Final Project- Portraits

For the final project, I chose to photograph what I truly wished to photograph- my friends. In a previous project, the criticism that I received that concerned me the most was that it was hard to see the subjects’ personalities in the images. It upset me because I think of my friends as wonderful and humorous individuals, with a very interesting dynamic. Thus, in each of these portraits, I wanted to make sure that the relationship between the individuals in the pictures was emphasized, while also accentuating their individual personalities and the correspondence in their senses of humor. I made the portraits as simple as possible to focus attention solely on the people, and directed them very little. They came up with the specifics on their own, each person posing with the other based on jokes or nuances they had in their particular relationship. This created a genuine comical effect, and captured the essence of who I feel my friends are.





Persona Project- Teenage Recklessness

For my persona project, I wanted to capture teenage recklessness. However, even at the age of eighteen, social pressures can hinder one’s willingness to show their “true” selves. Thus, I wanted to show them stripped of those inhibitions, and did so by documenting my friends’ experience taking acid.
Their insecurities melted away and the parts of their personalities they might have been afraid to expose came out. They were sillier, laughed more, messed around with each other, and had a good time. They talked, play-fought in the woods, skipped stones, and just sat around. Some of this was due to the distortive quality of the drug, but much of it was an aspect of their personality that I could have guessed they possessed but had never really shown.
This provokes the question: when it comes to teens, is it about the drugs, or is it about the feeling of being freer? And when it comes to feeling freer, are they actually more open, or just open with themselves and more closed off to the rest of society?




Emulation Project- Merry Alpern

For this project, I chose to emulate Merry Alpern, and her series “Dirty Windows,” shots looking into a strip club bathroom window by Wall Street. To capture the grittiness of the images themselves, I used 3200 ASA film and a telephoto lens. In these shots, I tried to emphasize the juxtaposition between the clothing of the men, who in the series worked Downtown and on Wall Street, and the women. Their manner of dress is contrasting, and the men’s actions do not match the suits that they wear, yet they still seem to fit right into the picture. In addition, I tried place focus on the women’s lack of interest towards the situations they find themselves in with the men. Although everything seems to consensual on the surface level, there is still a strong underlying feeling of the women being forced into this, not necessarily with physical force, but with the arguably stronger force of needing money. In all, I tried to make these shots emulate as much of the sordidness of Alpern’s “Dirty Windows” as possible.
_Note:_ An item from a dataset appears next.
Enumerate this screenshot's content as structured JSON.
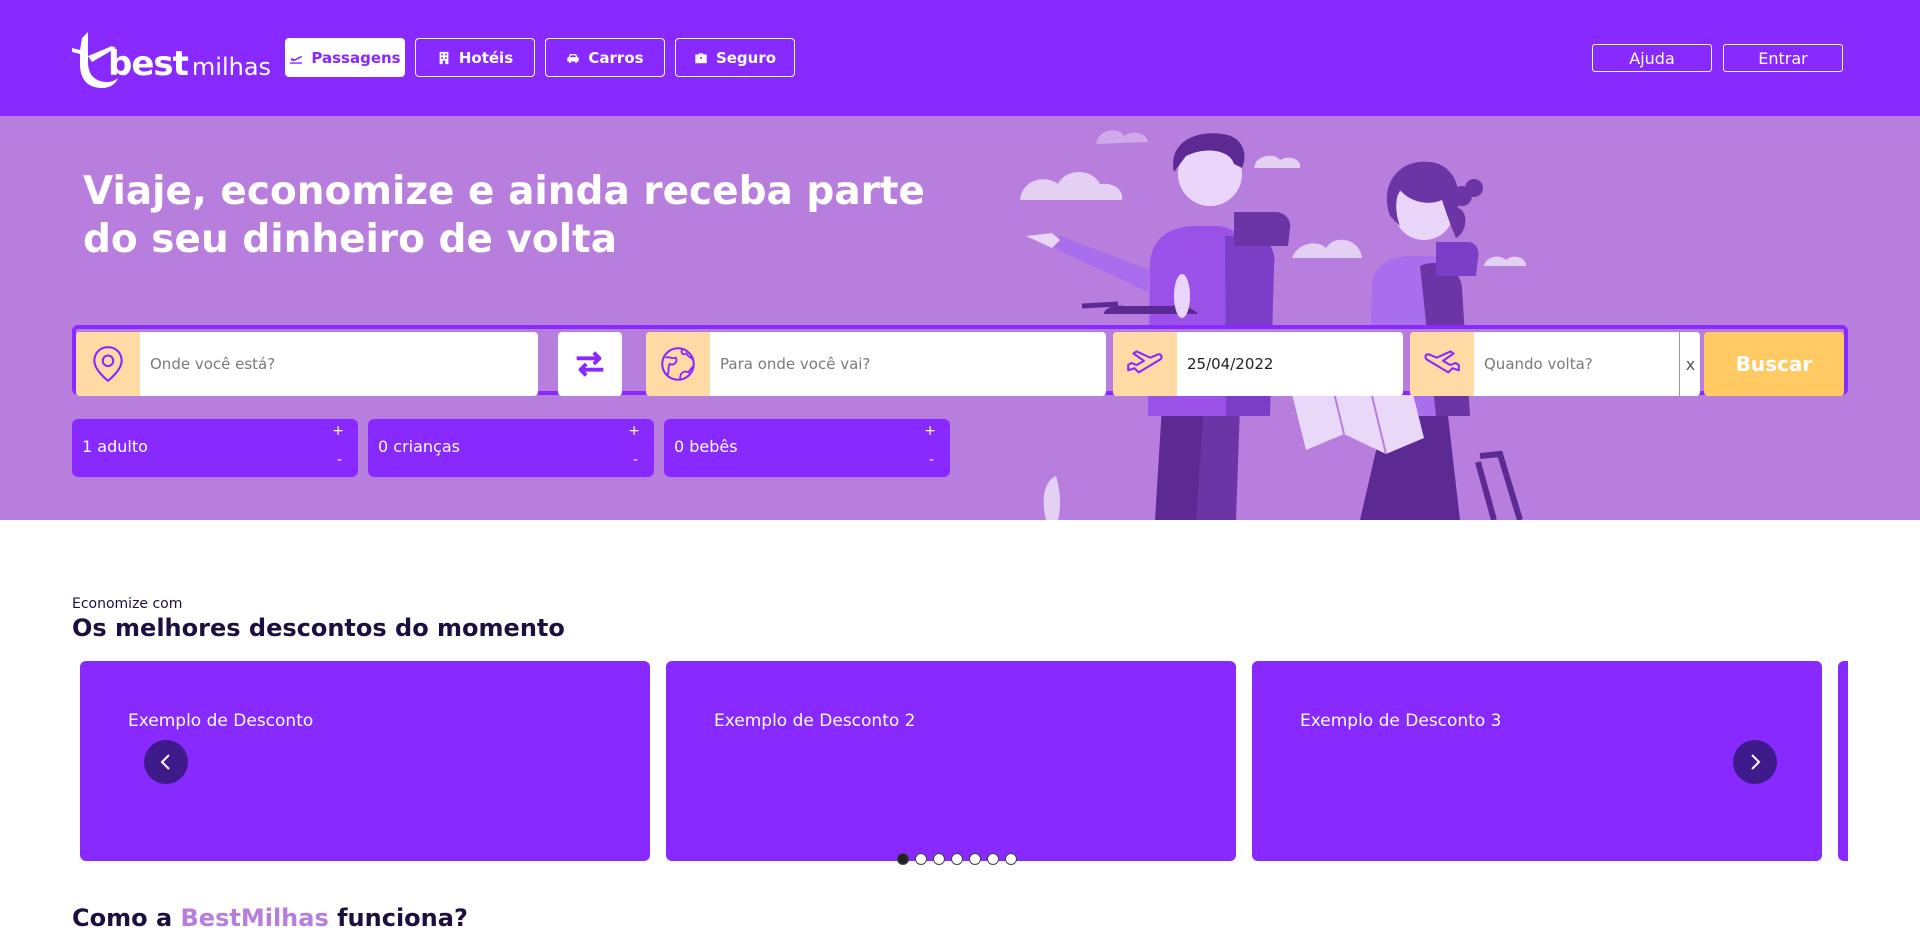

Mapping Project- The Body As A Work Of Art

For the mapping project, I chose to map the body. In terms of the physical, our bodies are the most intimate and closest physical part of us. They are with us all the time, they are familiar, but they are also something that we must learn to be comfortable with. Like any other part of nature that is captured as art, the body is a work of art due to its organic qualities. The perfection of imperfections, and the personal nature and closeness of the body make it a familiar but powerful image.
The reason I chose to photograph this particular friend was because of the tattoos and piercings that she has. She, like many other people, has taken a whole other meaning to the idea of the body as a work of art. She has chosen to place works of art on her body and decorate it, and that act in and of itself makes her body an integral piece of the art itself. Her body is now an interesting and unique piece of art all on its own.














William Eggleston's photography; he achieves glamorization of the run-down, drab and ordinary with brilliant color

Wednesday, December 24, 2008















These are photographs by Brett Weston, the son of Edward Weston, which I thought were absolutely stunning. Some of these pictures are of the dunes in California, which was a photographic subject for his father as well.